Ask Colin

Chris Tate indicates his testing shows that indicators only have 50% reliability at best. Does this mean there is no point to technical analysis?

Many of the best traders, using indicators, or other methods, seem to struggle to have 50% winning trades. Yet they still make money. Why? It is because they make more when they win than they \d\r\o\p when they lose. In other words, they let their profits run, but cut their losses. This is the real secret to trading and investing.

Analysis is only the first step in the process of trading and investing. Next come money management and psychology (self management). There are plenty of brilliant analysts, who are lousy traders and vice versa. This is not surprising because an analyst has to think quite differently to a trader.

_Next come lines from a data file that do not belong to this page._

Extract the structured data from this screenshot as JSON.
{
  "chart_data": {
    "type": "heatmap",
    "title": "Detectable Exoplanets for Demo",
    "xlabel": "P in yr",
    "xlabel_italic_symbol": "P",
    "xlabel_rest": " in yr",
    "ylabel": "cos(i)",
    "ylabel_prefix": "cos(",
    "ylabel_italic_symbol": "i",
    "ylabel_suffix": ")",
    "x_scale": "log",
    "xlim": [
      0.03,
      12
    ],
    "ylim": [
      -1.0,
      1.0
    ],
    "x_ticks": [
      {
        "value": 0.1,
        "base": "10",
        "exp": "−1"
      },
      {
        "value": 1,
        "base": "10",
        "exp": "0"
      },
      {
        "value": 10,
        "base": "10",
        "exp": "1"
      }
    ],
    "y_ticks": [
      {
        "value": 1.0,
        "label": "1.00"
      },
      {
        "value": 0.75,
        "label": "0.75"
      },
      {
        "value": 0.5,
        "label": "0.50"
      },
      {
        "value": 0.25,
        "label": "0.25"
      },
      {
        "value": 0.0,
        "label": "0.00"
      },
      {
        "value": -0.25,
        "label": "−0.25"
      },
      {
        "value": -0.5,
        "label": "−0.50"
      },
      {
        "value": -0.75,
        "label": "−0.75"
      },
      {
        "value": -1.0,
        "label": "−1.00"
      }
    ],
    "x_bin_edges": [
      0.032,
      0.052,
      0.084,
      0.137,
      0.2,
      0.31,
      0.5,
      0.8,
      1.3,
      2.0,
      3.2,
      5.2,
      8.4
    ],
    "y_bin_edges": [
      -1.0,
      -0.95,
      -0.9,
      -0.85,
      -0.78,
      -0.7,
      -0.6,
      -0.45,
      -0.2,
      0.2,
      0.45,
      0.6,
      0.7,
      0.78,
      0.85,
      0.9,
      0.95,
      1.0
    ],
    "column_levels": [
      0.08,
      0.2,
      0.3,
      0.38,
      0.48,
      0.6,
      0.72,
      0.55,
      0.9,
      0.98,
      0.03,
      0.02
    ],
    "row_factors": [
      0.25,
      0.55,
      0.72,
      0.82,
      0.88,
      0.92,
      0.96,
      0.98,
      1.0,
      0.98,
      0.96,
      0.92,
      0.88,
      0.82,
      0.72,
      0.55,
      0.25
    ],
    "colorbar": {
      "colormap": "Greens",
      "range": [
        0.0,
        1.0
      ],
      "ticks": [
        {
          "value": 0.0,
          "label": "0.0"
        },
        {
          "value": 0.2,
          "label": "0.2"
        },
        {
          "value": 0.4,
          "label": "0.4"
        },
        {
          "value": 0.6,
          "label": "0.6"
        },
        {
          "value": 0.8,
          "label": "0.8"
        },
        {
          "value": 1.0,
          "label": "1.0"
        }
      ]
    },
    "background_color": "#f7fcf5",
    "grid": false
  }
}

Understanding how you can succeed with only 50% or less winning trades and that 20% of the trades you do will make 80% (roughly) of your profits is absolutely necessary before you can succeed at trading and investing.

Now, to go back to Chris Tate. I have no idea how he has come up with that figure. Nor do I clearly understand exactly what he means by "50% reliability".

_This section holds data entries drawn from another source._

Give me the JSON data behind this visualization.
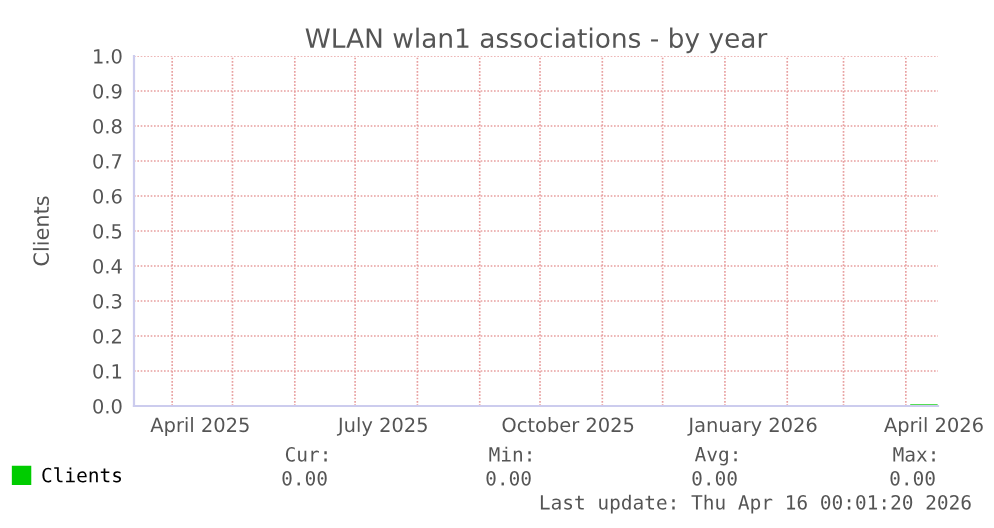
{
  "chart_data": {
    "type": "line",
    "title": "WLAN wlan1 associations - by year",
    "ylabel": "Clients",
    "x": [
      "2026-04-04",
      "2026-04-16"
    ],
    "series": [
      {
        "name": "Clients",
        "color": "#00cc00",
        "values": [
          0,
          0
        ]
      }
    ],
    "xlim": [
      "2025-03-13",
      "2026-04-17"
    ],
    "xticks": [
      {
        "value": "2025-04-01",
        "label": null
      },
      {
        "value": "2025-04-15",
        "label": "April 2025"
      },
      {
        "value": "2025-05-01",
        "label": null
      },
      {
        "value": "2025-06-01",
        "label": null
      },
      {
        "value": "2025-07-01",
        "label": null
      },
      {
        "value": "2025-07-15",
        "label": "July 2025"
      },
      {
        "value": "2025-08-01",
        "label": null
      },
      {
        "value": "2025-09-01",
        "label": null
      },
      {
        "value": "2025-10-01",
        "label": null
      },
      {
        "value": "2025-10-15",
        "label": "October 2025"
      },
      {
        "value": "2025-11-01",
        "label": null
      },
      {
        "value": "2025-12-01",
        "label": null
      },
      {
        "value": "2026-01-01",
        "label": null
      },
      {
        "value": "2026-01-15",
        "label": "January 2026"
      },
      {
        "value": "2026-02-01",
        "label": null
      },
      {
        "value": "2026-03-01",
        "label": null
      },
      {
        "value": "2026-04-01",
        "label": null
      },
      {
        "value": "2026-04-15",
        "label": "April 2026"
      }
    ],
    "ylim": [
      0.0,
      1.0
    ],
    "yticks": [
      {
        "value": 0,
        "label": "0.0"
      },
      0.1,
      0.2,
      0.3,
      0.4,
      0.5,
      0.6,
      0.7,
      0.8,
      0.9,
      {
        "value": 1,
        "label": "1.0"
      }
    ],
    "grid": true,
    "legend": "bottom left",
    "annotations": [
      "Cur:",
      "Min:",
      "Avg:",
      "Max:",
      "0.00",
      "0.00",
      "0.00",
      "0.00",
      "Last update: Thu Apr 16 00:01:20 2026"
    ]
  }
}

Ideally, one never relies on a single indicator. One should first study the actual price and volume chart to  discern the trend, support and resistance levels, any continuation or reversal patterns and then move on to indicators. Indicators are simply a mathematical manipulationof the price and/or volume to try to confirm one's chart analysis. If all the chart indications and indicators point to a likely trade, then one might take it, but with the expectation that it will succeed only around half the time if the analysis is soundly based.

My thinking is that if one is worried about indicators, it is best to work mainly on the chart itself. I personally use very few indicators and most of my analyis is charting based.